Patient SMS for healthcare splits into two pricing models. Pure-messaging vendors (TigerConnect, OhMD, Spruce Health, Klara) charge per-user per-month subscription, typically $5 to $25 per provider per month, with bundled message allowances. Per-message pricing services (often integrated with patient-engagement platforms like Solutionreach, Weave, Rhinogram) charge $0.05 to $0.20 per SMS plus a base platform fee. For a typical 25-clinician multispecialty practice with moderate patient-SMS volume (10,000 to 30,000 patient texts per month), the all-in cost runs $400 to $2,500 per month inclusive of the platform fee. All HIPAA-compliant SMS platforms include a BAA and address the TCPA opt-in requirements that apply to patient communication separately from HIPAA.
What is TCPA and how does it interact with HIPAA?
The Telephone Consumer Protection Act (TCPA) regulates the use of automated dialing and text messaging in commercial communication. Healthcare communication has certain exemptions under the TCPA for health-related messages (appointment reminders, prescription notices), but the exemption is narrow and the patient must have provided their phone number for healthcare purposes. The HIPAA-compliant SMS platforms handle the TCPA opt-in tracking and consent management as part of the platform; this is one reason the per-user pricing exceeds the cost of bare SMS gateway service (Twilio, Bandwidth) at the carrier level. Practices building their own SMS workflow on Twilio or Bandwidth must implement TCPA-compliant opt-in tracking separately, which adds workflow engineering cost.

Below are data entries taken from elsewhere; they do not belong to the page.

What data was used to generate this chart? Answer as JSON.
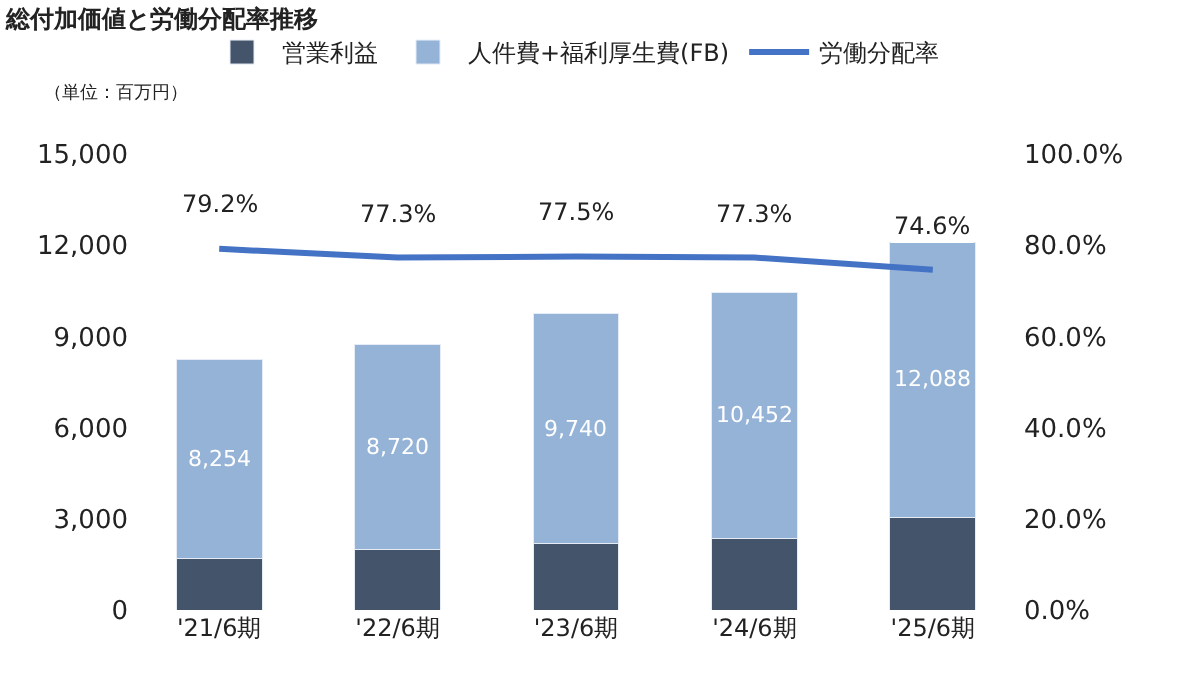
{
  "chart_data": {
    "type": "bar",
    "title": "総付加価値と労働分配率推移",
    "annotations": [
      "（単位：百万円）"
    ],
    "categories": [
      "'21/6期",
      "'22/6期",
      "'23/6期",
      "'24/6期",
      "'25/6期"
    ],
    "stacked": true,
    "legend": "top",
    "totals": [
      "8,254",
      "8,720",
      "9,740",
      "10,452",
      "12,088"
    ],
    "series": [
      {
        "name": "営業利益",
        "color": "#44546a",
        "values": [
          1700,
          2000,
          2200,
          2350,
          3050
        ]
      },
      {
        "name": "人件費+福利厚生費(FB)",
        "color": "#95b3d7",
        "values": [
          6554,
          6720,
          7540,
          8102,
          9038
        ]
      },
      {
        "name": "労働分配率",
        "type": "line",
        "axis": "y2",
        "color": "#4472c4",
        "marker": "none",
        "values": [
          79.2,
          77.3,
          77.5,
          77.3,
          74.6
        ],
        "value_labels": [
          "79.2%",
          "77.3%",
          "77.5%",
          "77.3%",
          "74.6%"
        ]
      }
    ],
    "ylim": [
      0,
      15000
    ],
    "yticks": [
      {
        "value": 0,
        "label": "0"
      },
      {
        "value": 3000,
        "label": "3,000"
      },
      {
        "value": 6000,
        "label": "6,000"
      },
      {
        "value": 9000,
        "label": "9,000"
      },
      {
        "value": 12000,
        "label": "12,000"
      },
      {
        "value": 15000,
        "label": "15,000"
      }
    ],
    "y2lim": [
      0,
      100
    ],
    "y2ticks": [
      {
        "value": 0,
        "label": "0.0%"
      },
      {
        "value": 20,
        "label": "20.0%"
      },
      {
        "value": 40,
        "label": "40.0%"
      },
      {
        "value": 60,
        "label": "60.0%"
      },
      {
        "value": 80,
        "label": "80.0%"
      },
      {
        "value": 100,
        "label": "100.0%"
      }
    ]
  }
}
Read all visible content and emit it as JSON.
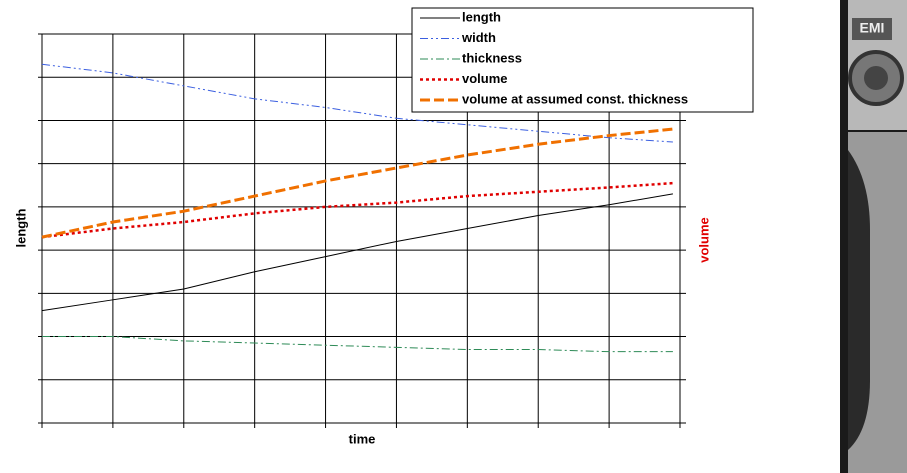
{
  "chart_data": {
    "type": "line",
    "x_label": "time",
    "y_label": "length",
    "y2_label": "volume",
    "x": [
      0,
      1,
      2,
      3,
      4,
      5,
      6,
      7,
      8,
      8.9
    ],
    "xlim": [
      0,
      9
    ],
    "ylim": [
      0,
      9
    ],
    "xticks": [
      0,
      1,
      2,
      3,
      4,
      5,
      6,
      7,
      8,
      9
    ],
    "yticks": [
      0,
      1,
      2,
      3,
      4,
      5,
      6,
      7,
      8,
      9
    ],
    "grid": true,
    "legend": "top-right",
    "series": [
      {
        "name": "length",
        "color": "#000000",
        "dash": "",
        "width": 1,
        "values": [
          2.6,
          2.85,
          3.1,
          3.5,
          3.85,
          4.2,
          4.5,
          4.8,
          5.05,
          5.3
        ]
      },
      {
        "name": "width",
        "color": "#3b5fe0",
        "dash": "8 3 2 3 2 3",
        "width": 1,
        "values": [
          8.3,
          8.1,
          7.8,
          7.5,
          7.3,
          7.05,
          6.9,
          6.75,
          6.6,
          6.5
        ]
      },
      {
        "name": "thickness",
        "color": "#2e8b57",
        "dash": "8 3 2 3",
        "width": 1,
        "values": [
          2.0,
          2.0,
          1.9,
          1.85,
          1.8,
          1.75,
          1.7,
          1.7,
          1.65,
          1.65
        ]
      },
      {
        "name": "volume",
        "color": "#e00000",
        "dash": "3 3",
        "width": 2.5,
        "values": [
          4.3,
          4.5,
          4.65,
          4.85,
          5.0,
          5.1,
          5.25,
          5.35,
          5.45,
          5.55
        ]
      },
      {
        "name": "volume at assumed const. thickness",
        "color": "#f07000",
        "dash": "10 4",
        "width": 3,
        "values": [
          4.3,
          4.65,
          4.9,
          5.25,
          5.6,
          5.9,
          6.2,
          6.45,
          6.65,
          6.8
        ]
      }
    ]
  }
}
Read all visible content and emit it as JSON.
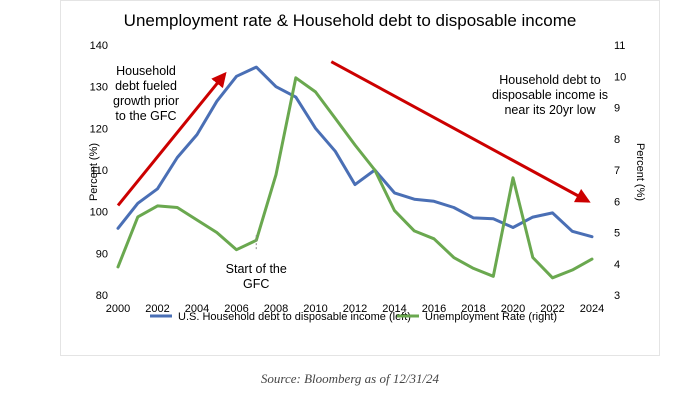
{
  "chart_data": {
    "type": "line",
    "title": "Unemployment rate & Household debt to disposable income",
    "x": [
      2000,
      2001,
      2002,
      2003,
      2004,
      2005,
      2006,
      2007,
      2008,
      2009,
      2010,
      2011,
      2012,
      2013,
      2014,
      2015,
      2016,
      2017,
      2018,
      2019,
      2020,
      2021,
      2022,
      2023,
      2024
    ],
    "x_ticks": [
      2000,
      2002,
      2004,
      2006,
      2008,
      2010,
      2012,
      2014,
      2016,
      2018,
      2020,
      2022,
      2024
    ],
    "series": [
      {
        "name": "U.S. Household debt to disposable income (left)",
        "axis": "left",
        "color": "#4a6fb5",
        "values": [
          96,
          102,
          105.5,
          113,
          118.5,
          126.5,
          132.5,
          134.7,
          130,
          127.5,
          120,
          114.5,
          106.5,
          110,
          104.5,
          103,
          102.5,
          101,
          98.5,
          98.3,
          96.2,
          98.7,
          99.7,
          95.3,
          94
        ]
      },
      {
        "name": "Unemployment Rate (right)",
        "axis": "right",
        "color": "#6aa84f",
        "values": [
          3.9,
          5.5,
          5.85,
          5.8,
          5.4,
          5.0,
          4.45,
          4.75,
          6.85,
          9.95,
          9.5,
          8.65,
          7.8,
          7.0,
          5.7,
          5.05,
          4.8,
          4.2,
          3.85,
          3.6,
          6.75,
          4.2,
          3.55,
          3.8,
          4.15
        ]
      }
    ],
    "ylabel_left": "Percent (%)",
    "ylabel_right": "Percent (%)",
    "ylim_left": [
      80,
      140
    ],
    "ylim_right": [
      3,
      11
    ],
    "yticks_left": [
      80,
      90,
      100,
      110,
      120,
      130,
      140
    ],
    "yticks_right": [
      3,
      4,
      5,
      6,
      7,
      8,
      9,
      10,
      11
    ],
    "grid": false,
    "legend_position": "bottom",
    "annotations": [
      {
        "id": "left",
        "lines": [
          "Household",
          "debt fueled",
          "growth prior",
          "to the GFC"
        ],
        "arrow": {
          "color": "#cc0000",
          "from": [
            2000,
            101.5
          ],
          "to": [
            2005.4,
            133
          ]
        }
      },
      {
        "id": "gfc",
        "lines": [
          "Start of the",
          "GFC"
        ],
        "marker": {
          "x": 2007,
          "y": 91
        }
      },
      {
        "id": "right",
        "lines": [
          "Household debt to",
          "disposable income is",
          "near its 20yr low"
        ],
        "arrow": {
          "color": "#cc0000",
          "from": [
            2010.8,
            136
          ],
          "to": [
            2023.8,
            102.5
          ]
        }
      }
    ]
  },
  "source_note": "Source: Bloomberg as of 12/31/24"
}
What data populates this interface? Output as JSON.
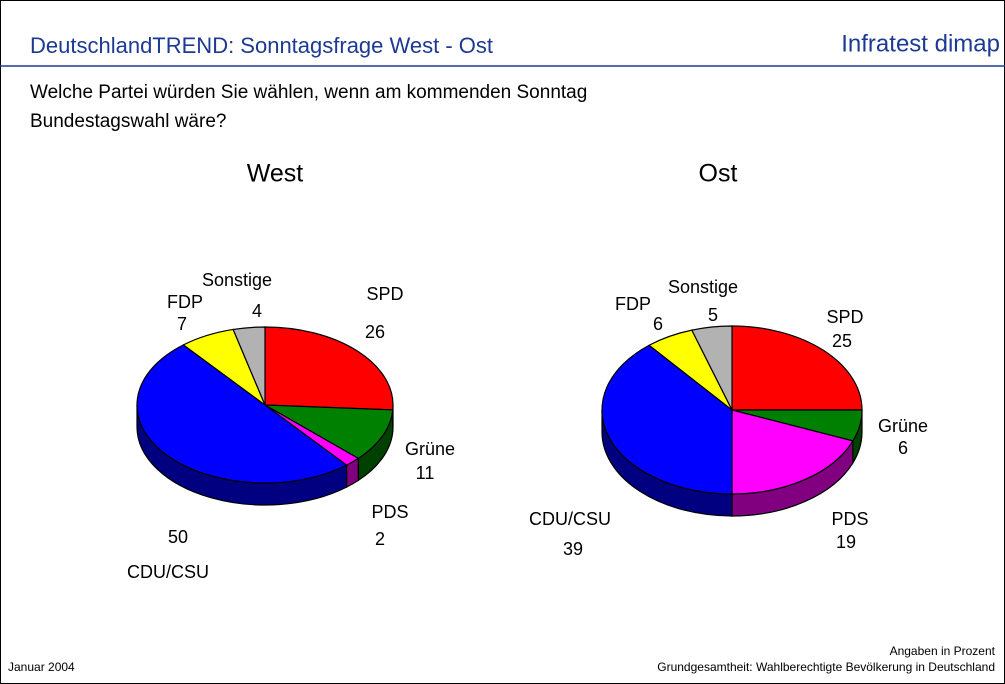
{
  "header": {
    "title": "DeutschlandTREND: Sonntagsfrage West - Ost",
    "brand": "Infratest dimap"
  },
  "question": [
    "Welche Partei würden Sie wählen, wenn am kommenden Sonntag",
    "Bundestagswahl wäre?"
  ],
  "chart_data": [
    {
      "type": "pie",
      "title": "West",
      "categories": [
        "SPD",
        "Grüne",
        "PDS",
        "CDU/CSU",
        "FDP",
        "Sonstige"
      ],
      "values": [
        26,
        11,
        2,
        50,
        7,
        4
      ],
      "colors": [
        "#ff0000",
        "#008000",
        "#ff00ff",
        "#0000ff",
        "#ffff00",
        "#b2b2b2"
      ]
    },
    {
      "type": "pie",
      "title": "Ost",
      "categories": [
        "SPD",
        "Grüne",
        "PDS",
        "CDU/CSU",
        "FDP",
        "Sonstige"
      ],
      "values": [
        25,
        6,
        19,
        39,
        6,
        5
      ],
      "colors": [
        "#ff0000",
        "#008000",
        "#ff00ff",
        "#0000ff",
        "#ffff00",
        "#b2b2b2"
      ]
    }
  ],
  "footer": {
    "date": "Januar 2004",
    "note": "Angaben in Prozent",
    "basis": "Grundgesamtheit: Wahlberechtigte Bevölkerung in Deutschland"
  }
}
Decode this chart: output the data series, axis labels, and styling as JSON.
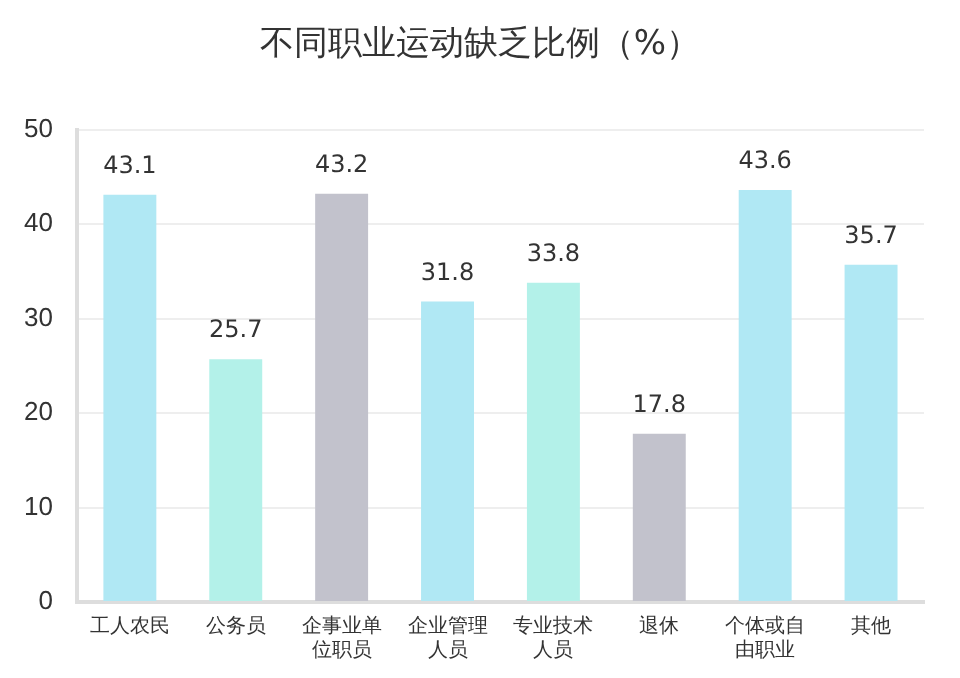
{
  "chart_data": {
    "type": "bar",
    "title": "不同职业运动缺乏比例（%）",
    "categories": [
      "工人农民",
      "公务员",
      "企事业单位职员",
      "企业管理人员",
      "专业技术人员",
      "退休",
      "个体或自由职业",
      "其他"
    ],
    "values": [
      43.1,
      25.7,
      43.2,
      31.8,
      33.8,
      17.8,
      43.6,
      35.7
    ],
    "colors": [
      "#b0e8f4",
      "#b3f1e9",
      "#c2c2cc",
      "#b0e8f4",
      "#b3f1e9",
      "#c2c2cc",
      "#b0e8f4",
      "#b0e8f4"
    ],
    "ylim": [
      0,
      50
    ],
    "yticks": [
      0,
      10,
      20,
      30,
      40,
      50
    ],
    "grid": "y",
    "data_labels": true
  }
}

What about HIPAA-compliant secure messaging between providers?
Provider-to-provider secure messaging (not patient-facing) is a separate category. TigerConnect, OnPage, Backline, Halo Communications, and Symphony OnCall are the dominant provider-secure-messaging platforms; typical pricing is $10 to $30 per user per month. These platforms support clinician messaging, on-call scheduling, escalation workflows, and EHR integration. The HIPAA-relevant features are message-level encryption, audit logging, message-recall capability, and automatic message expiration. A hospital or large group with 500 to 2,000 active clinician users typically spends $80,000 to $600,000 annually on the secure-messaging platform.
What were the most common fax-related HIPAA incidents?
Three recurring patterns. First, misdirected fax: a fax intended for a referring physician is sent to the wrong number, exposing PHI to an unrelated recipient. This pattern has driven multiple OCR settlements typically in the $50,000 to $300,000 range. The fix is automated confirmation of recipient before send, fax-number validation against the practice address book, and double-blind transmission for sensitive results. Second, leaving fax output unattended at the receiving end: PHI sits face-up in the receiving tray accessible to anyone walking by. The fix is receive-to-email or receive-to-portal workflow rather than physical printout. Third, cover-sheet PHI: practices print extensive cover-sheet detail (patient name, DOB, condition) that exposes PHI on the cover before the recipient even reads the body. The fix is minimum-necessary cover sheet design.